Divergence time estimation
Estimation of divergence times was conducted with all mt genome data using BEAST version 1.5.3[21]. The taxa and data partitioning we used were consistent with the previous phylogenetic analysis using the GTR + I + G model, estimated base frequencies and Yule process of speciation.
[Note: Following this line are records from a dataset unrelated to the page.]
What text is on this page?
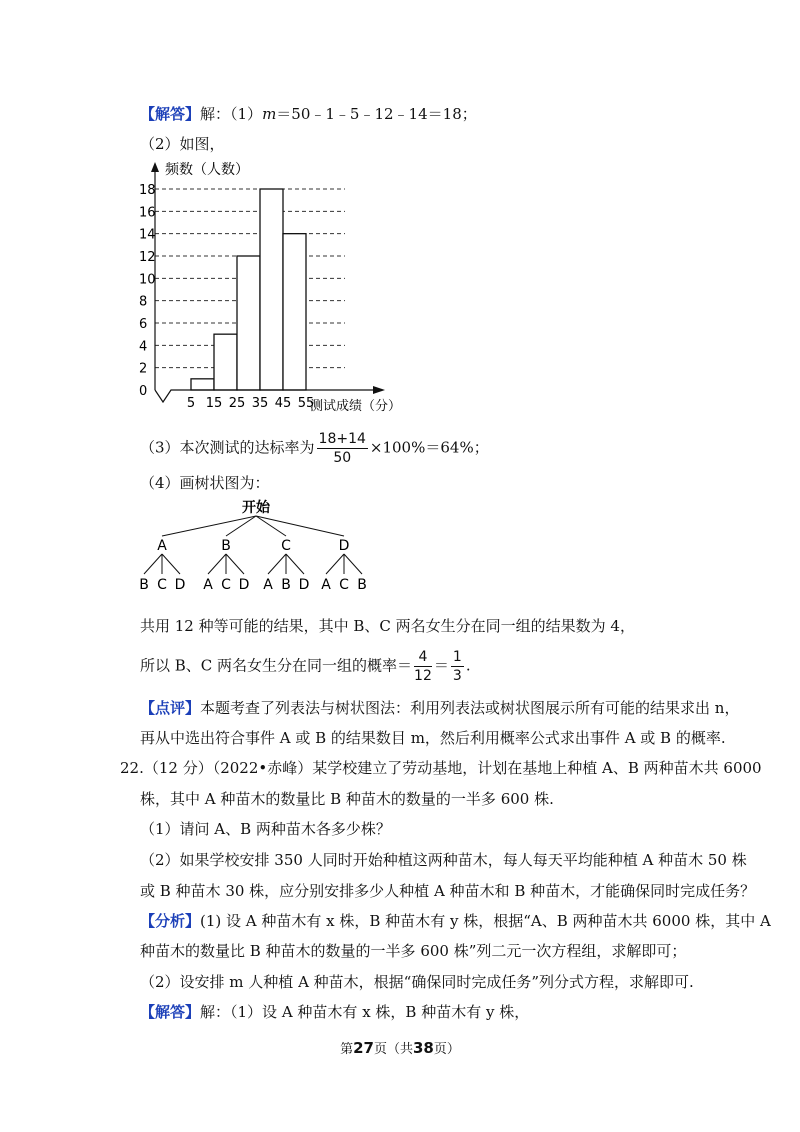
【解答】解：（1）m＝50﹣1﹣5﹣12﹣14＝18；
（2）如图，
频数（人数）
测试成绩（分）
0
2
4
6
8
10
12
14
16
18
5 15 25 35 45 55
（3）本次测试的达标率为 $\frac{18+14}{50} \times 100\%=64\%$；
（4）画树状图为：
开始
A
B C D
B
A C D
C
A B D
D
A C B
共用 12 种等可能的结果，其中 B、C 两名女生分在同一组的结果数为 4，
所以 B、C 两名女生分在同一组的概率＝ $\frac{4}{12} = \frac{1}{3}$ .
【点评】本题考查了列表法与树状图法：利用列表法或树状图展示所有可能的结果求出 n，
再从中选出符合事件 A 或 B 的结果数目 m，然后利用概率公式求出事件 A 或 B 的概率.
22.（12 分）（2022•赤峰）某学校建立了劳动基地，计划在基地上种植 A、B 两种苗木共 6000
株，其中 A 种苗木的数量比 B 种苗木的数量的一半多 600 株.
（1）请问 A、B 两种苗木各多少株？
（2）如果学校安排 350 人同时开始种植这两种苗木，每人每天平均能种植 A 种苗木 50 株
或 B 种苗木 30 株，应分别安排多少人种植 A 种苗木和 B 种苗木，才能确保同时完成任务？
【分析】(1) 设 A 种苗木有 x 株，B 种苗木有 y 株，根据“A、B 两种苗木共 6000 株，其中 A
种苗木的数量比 B 种苗木的数量的一半多 600 株”列二元一次方程组，求解即可；
（2）设安排 m 人种植 A 种苗木，根据“确保同时完成任务”列分式方程，求解即可.
【解答】解：（1）设 A 种苗木有 x 株，B 种苗木有 y 株，
第27页（共38页）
Minimum node constrains were assigned a normal prior distribution with standard deviations equal to 12 Ma.Due to the difficulty of fossilization in habitats associated with fast-flowing water[22], there are scarce fossil records of Megaloptera. We set two fossil calibrations in our analysis (1) the mean age of Corydalidae + Sialidae was set at 185 MA with the 95% credibility interval around the mean spanning the period from 204.7 to 165.3 MA, reflecting the minimum age of these two families, which is based on oldest known fossil of Sialidae (Dobbertinia reticulata Handlirsch) from the Lower Jurassic of Dobbertin, Germany (~185 MA)[23]; (2) the mean age of Chauliodinae + Corydalinae was set at 165 MA with the 95% credibility interval around the mean spanning the period from 184.7 to 145.3 Ma based on the fossil evidence of an adult fishfly (Jurochauliodes ponomarenkoi Wang & Zhang) from the Middle Jurassic of Inner Mongolia, China (~165 MA) reported in Liu et al.[4]. Two independent MCMC analyses were run for 5 million generations under the uncorrelated lognormal relaxed clock model and sampled every 1000 generations. We combined tree files of both runs using LogCombiner 1.5.3, with the first 25% of the generations from each run discarded as burnin. Finally, we used TreeAnnotator 1.5.3[21] to calculate divergence time from a combined tree file. The phylogenic tree was viewed and edited using FigTree 1.3.1[24].